To the far west, you’ll find more rural areas, the Berkshire Hills, the Appalachian Trail, and excellent skiing. Massachusetts has a lot to offer the prospective traveller!
Massachusetts is one of the oldest states in America, dating back to the foundation of the Massachusetts Bay Colony in 1620. The name Massachusetts comes from Algonquian Indian words that mean the great mountain, an apparent reference to the tallest of the Blue Hills, a recreation area south of the town of Milton.
Massachusetts is a state of firsts – the first public school (Boston Latin School), the first public library (Boston Public Library), the first public park (Worcester), the first American university (Harvard), the first National Armory (Springfield), the first gasoline-powered automobile (Springfield), the first birth control pill (Worcester), the first public beach (Revere Beach), the first motorcycle (Springfield), the first modern fire engine (Springfield), the first liquid fuel rocket (Worcester), the birthplace of basketball (Springfield), and the birthplace of Volleyball (Holyoke). It also features the site of the Boston Massacre, the event that set off the American Revolutionary War, with the “shot heard ’round the world” in Concord at the Old North Bridge.
Massachusetts also has its dark side, the Salem Witch Trials (taking place in 1692) being one of the most significant black spots on the state’s history.
Massachusetts today is a blend of old and new. In Eastern Massachusetts you can walk the 3.5 mile Freedom Trail in Boston to see more than 20 historical sites, then hop over to Cambridge and see some of the world’s most advanced biotechnology, not to mention the legendary Massachusetts Institute of Technology (MIT), the gold standard for technical education in the United States. The state as a whole is a blend of rural and urban, from Boston and suburbs in the East, to the gently rolling hills and lovely small villages in the Center, to the culturally, historically, and educationally rich Pioneer Valley and the rolling Berkshire Mountains in the west.
The easiest way to get into Eastern Massachusetts is through Logan International Airport in Boston. The easiest way to get into Western Massachusetts is through Bradley International Airport in Windsor Locks, Connecticut, which is 12 miles south of Springfield (and equidistant to Hartford, Connecticut.)
Other regional airports include Worcester, Manchester, Providence, Chicopee (Springfield), and Albany.
More information on New England’s regional airports can be found at Fly New England.
Boston’s South Station is the northern terminus of the Northeast Corridor, the most heavily trafficked rail route in the country, and one of the few routes serviced by Amtrak with a high frequency of service. Trains from New York reach Boston in about 4.5 hours; trains from Washington take about twice as long.
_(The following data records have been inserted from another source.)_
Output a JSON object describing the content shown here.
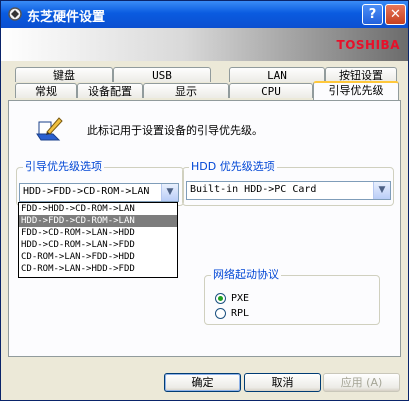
{
  "window": {
    "title": "东芝硬件设置",
    "help_button": "?",
    "close_button": "✕"
  },
  "banner": {
    "brand": "TOSHIBA"
  },
  "tabs_back": [
    {
      "label": "键盘"
    },
    {
      "label": "USB"
    },
    {
      "label": "LAN"
    },
    {
      "label": "按钮设置"
    }
  ],
  "tabs_front": [
    {
      "label": "常规"
    },
    {
      "label": "设备配置"
    },
    {
      "label": "显示"
    },
    {
      "label": "CPU"
    },
    {
      "label": "引导优先级"
    }
  ],
  "panel": {
    "description": "此标记用于设置设备的引导优先级。",
    "boot_group": {
      "legend": "引导优先级选项",
      "selected": "HDD->FDD->CD-ROM->LAN",
      "options": [
        "FDD->HDD->CD-ROM->LAN",
        "HDD->FDD->CD-ROM->LAN",
        "FDD->CD-ROM->LAN->HDD",
        "HDD->CD-ROM->LAN->FDD",
        "CD-ROM->LAN->FDD->HDD",
        "CD-ROM->LAN->HDD->FDD"
      ],
      "highlighted_index": 1
    },
    "hdd_group": {
      "legend": "HDD 优先级选项",
      "selected": "Built-in HDD->PC Card"
    },
    "network_group": {
      "legend": "网络起动协议",
      "options": [
        {
          "label": "PXE",
          "checked": true
        },
        {
          "label": "RPL",
          "checked": false
        }
      ]
    }
  },
  "buttons": {
    "ok": "确定",
    "cancel": "取消",
    "apply": "应用 (A)"
  }
}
The faster Acela trains shave about an hour off those journeys, and although they cost more, they generally present a more enjoyable trip.
Boston’s North Station is served by the Downeaster which goes to New Hampshire and Maine.
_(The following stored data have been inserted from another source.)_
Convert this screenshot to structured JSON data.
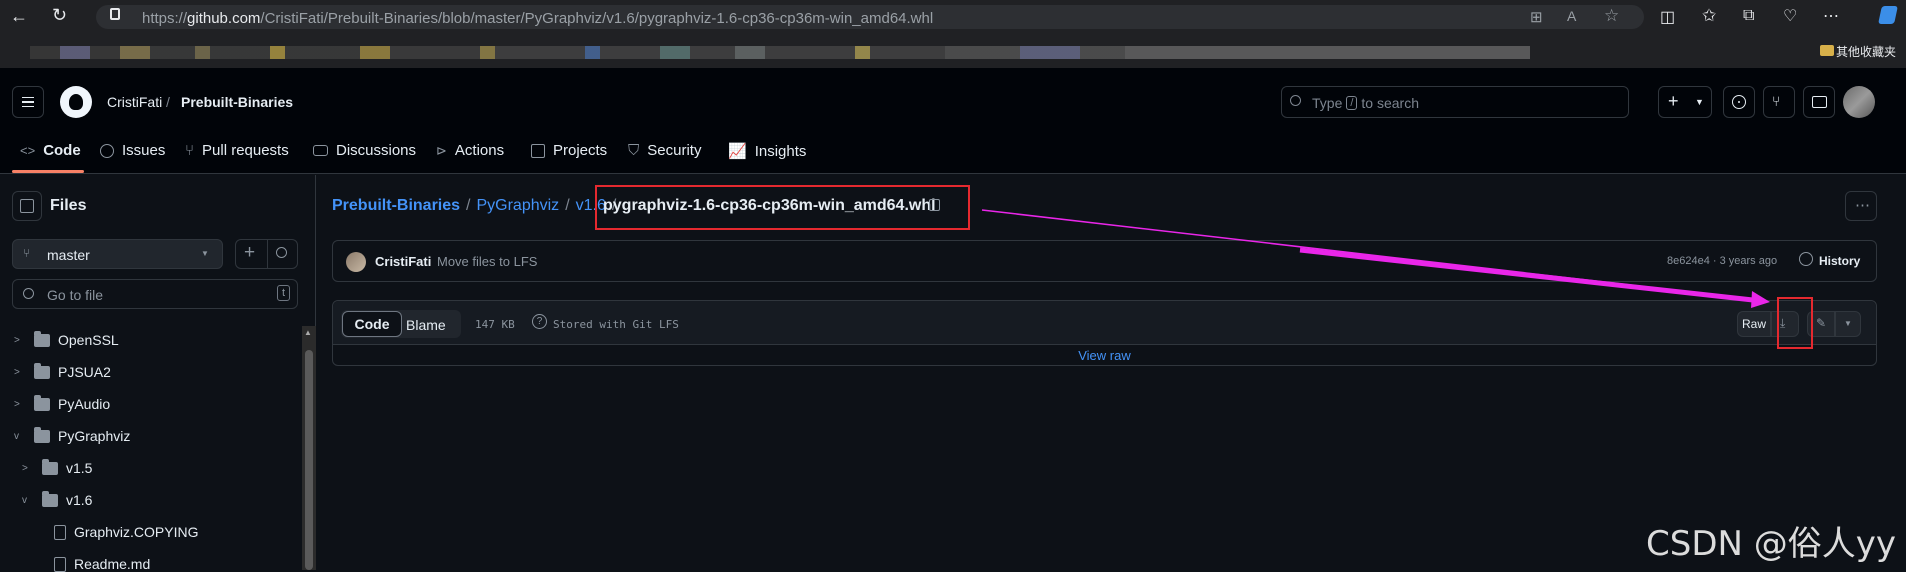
{
  "browser": {
    "url_prefix": "https://",
    "url_domain": "github.com",
    "url_path": "/CristiFati/Prebuilt-Binaries/blob/master/PyGraphviz/v1.6/pygraphviz-1.6-cp36-cp36m-win_amd64.whl",
    "bookmark_folder": "其他收藏夹"
  },
  "header": {
    "owner": "CristiFati",
    "separator": "/",
    "repo": "Prebuilt-Binaries",
    "search_prefix": "Type",
    "search_key": "/",
    "search_suffix": "to search",
    "plus": "+"
  },
  "nav": {
    "tabs": [
      "Code",
      "Issues",
      "Pull requests",
      "Discussions",
      "Actions",
      "Projects",
      "Security",
      "Insights"
    ]
  },
  "sidebar": {
    "title": "Files",
    "branch": "master",
    "search_placeholder": "Go to file",
    "search_shortcut": "t",
    "items": [
      {
        "label": "OpenSSL"
      },
      {
        "label": "PJSUA2"
      },
      {
        "label": "PyAudio"
      },
      {
        "label": "PyGraphviz"
      },
      {
        "label": "v1.5"
      },
      {
        "label": "v1.6"
      },
      {
        "label": "Graphviz.COPYING"
      },
      {
        "label": "Readme.md"
      }
    ]
  },
  "breadcrumb": {
    "repo": "Prebuilt-Binaries",
    "dir1": "PyGraphviz",
    "dir2": "v1.6",
    "sep": "/",
    "file": "pygraphviz-1.6-cp36-cp36m-win_amd64.whl"
  },
  "commit": {
    "author": "CristiFati",
    "message": "Move files to LFS",
    "hash_age": "8e624e4 · 3 years ago",
    "history": "History"
  },
  "file_toolbar": {
    "code": "Code",
    "blame": "Blame",
    "size": "147 KB",
    "lfs": "Stored with Git LFS",
    "raw": "Raw",
    "view_raw": "View raw"
  },
  "watermark": "CSDN @俗人yy",
  "colors": {
    "accent_link": "#4493f8",
    "annotation_red": "#e5292f",
    "annotation_arrow": "#e926e9"
  }
}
Springfield is also served by Amtrak with trains entering from the north, south, east, and west. It is accessible by Amtrak’s Northeast Regional Service, the Vermonter from the north and south, and the Lake Shore Limited from the east and west. With the renovation of Springfield’s Union Station, Springfield will receive an increase in rail traffic in the next several years, so be aware that schedules will change.
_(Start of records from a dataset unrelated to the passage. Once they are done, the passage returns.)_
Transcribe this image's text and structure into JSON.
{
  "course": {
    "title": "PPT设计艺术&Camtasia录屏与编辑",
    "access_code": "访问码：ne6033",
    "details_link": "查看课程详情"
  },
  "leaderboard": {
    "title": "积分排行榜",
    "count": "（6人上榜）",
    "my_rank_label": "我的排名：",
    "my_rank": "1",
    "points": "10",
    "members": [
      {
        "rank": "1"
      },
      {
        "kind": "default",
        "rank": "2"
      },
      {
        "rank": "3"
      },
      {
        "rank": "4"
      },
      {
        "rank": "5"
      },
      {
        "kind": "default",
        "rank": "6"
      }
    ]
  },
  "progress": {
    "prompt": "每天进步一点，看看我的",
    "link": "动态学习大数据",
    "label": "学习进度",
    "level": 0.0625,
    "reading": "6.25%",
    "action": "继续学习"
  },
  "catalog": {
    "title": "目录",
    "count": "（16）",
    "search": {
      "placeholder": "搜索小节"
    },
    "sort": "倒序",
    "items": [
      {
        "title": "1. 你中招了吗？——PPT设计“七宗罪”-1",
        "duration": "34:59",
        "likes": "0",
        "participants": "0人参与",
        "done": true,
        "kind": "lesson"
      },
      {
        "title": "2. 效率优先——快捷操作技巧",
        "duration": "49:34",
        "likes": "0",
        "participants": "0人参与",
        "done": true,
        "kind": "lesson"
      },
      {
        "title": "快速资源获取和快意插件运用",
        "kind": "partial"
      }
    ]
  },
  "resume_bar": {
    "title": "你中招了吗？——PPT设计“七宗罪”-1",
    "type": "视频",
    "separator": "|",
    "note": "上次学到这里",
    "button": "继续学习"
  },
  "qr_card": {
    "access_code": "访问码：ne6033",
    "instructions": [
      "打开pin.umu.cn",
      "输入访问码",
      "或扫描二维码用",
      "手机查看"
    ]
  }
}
Other Western and Central Massachusetts cities are also served by Amtrak, although much less frequently than Boston. Pittsfield, Worcester, and Framingham are served by Amtrak’s Lake Shore Limited from the east and west. The college mecca of Amherst is served by the Vermonter, but the stop is scheduled to be re-routed to Northampton with the completion of the Pioneer Valley intercity commuter rail. With all of the current train-building in Western Massachusetts, it’s best to check ahead regarding stops.
Though easily accessible by train, if traveling from Pennsylvania or further away, it is frequently cheaper and almost always faster to fly to Massachusetts than take the train (however, traveling on the Lake Shore Limited from Chicago and all points in between is often less than $100).
Massachusetts has several large interstates that serve it, including:
Other important non-interstate highways in Massachusetts include: U.S. Routes 1, 6, and 20; U.S. Route/State Route 3; and State Routes 2, 9, and 24.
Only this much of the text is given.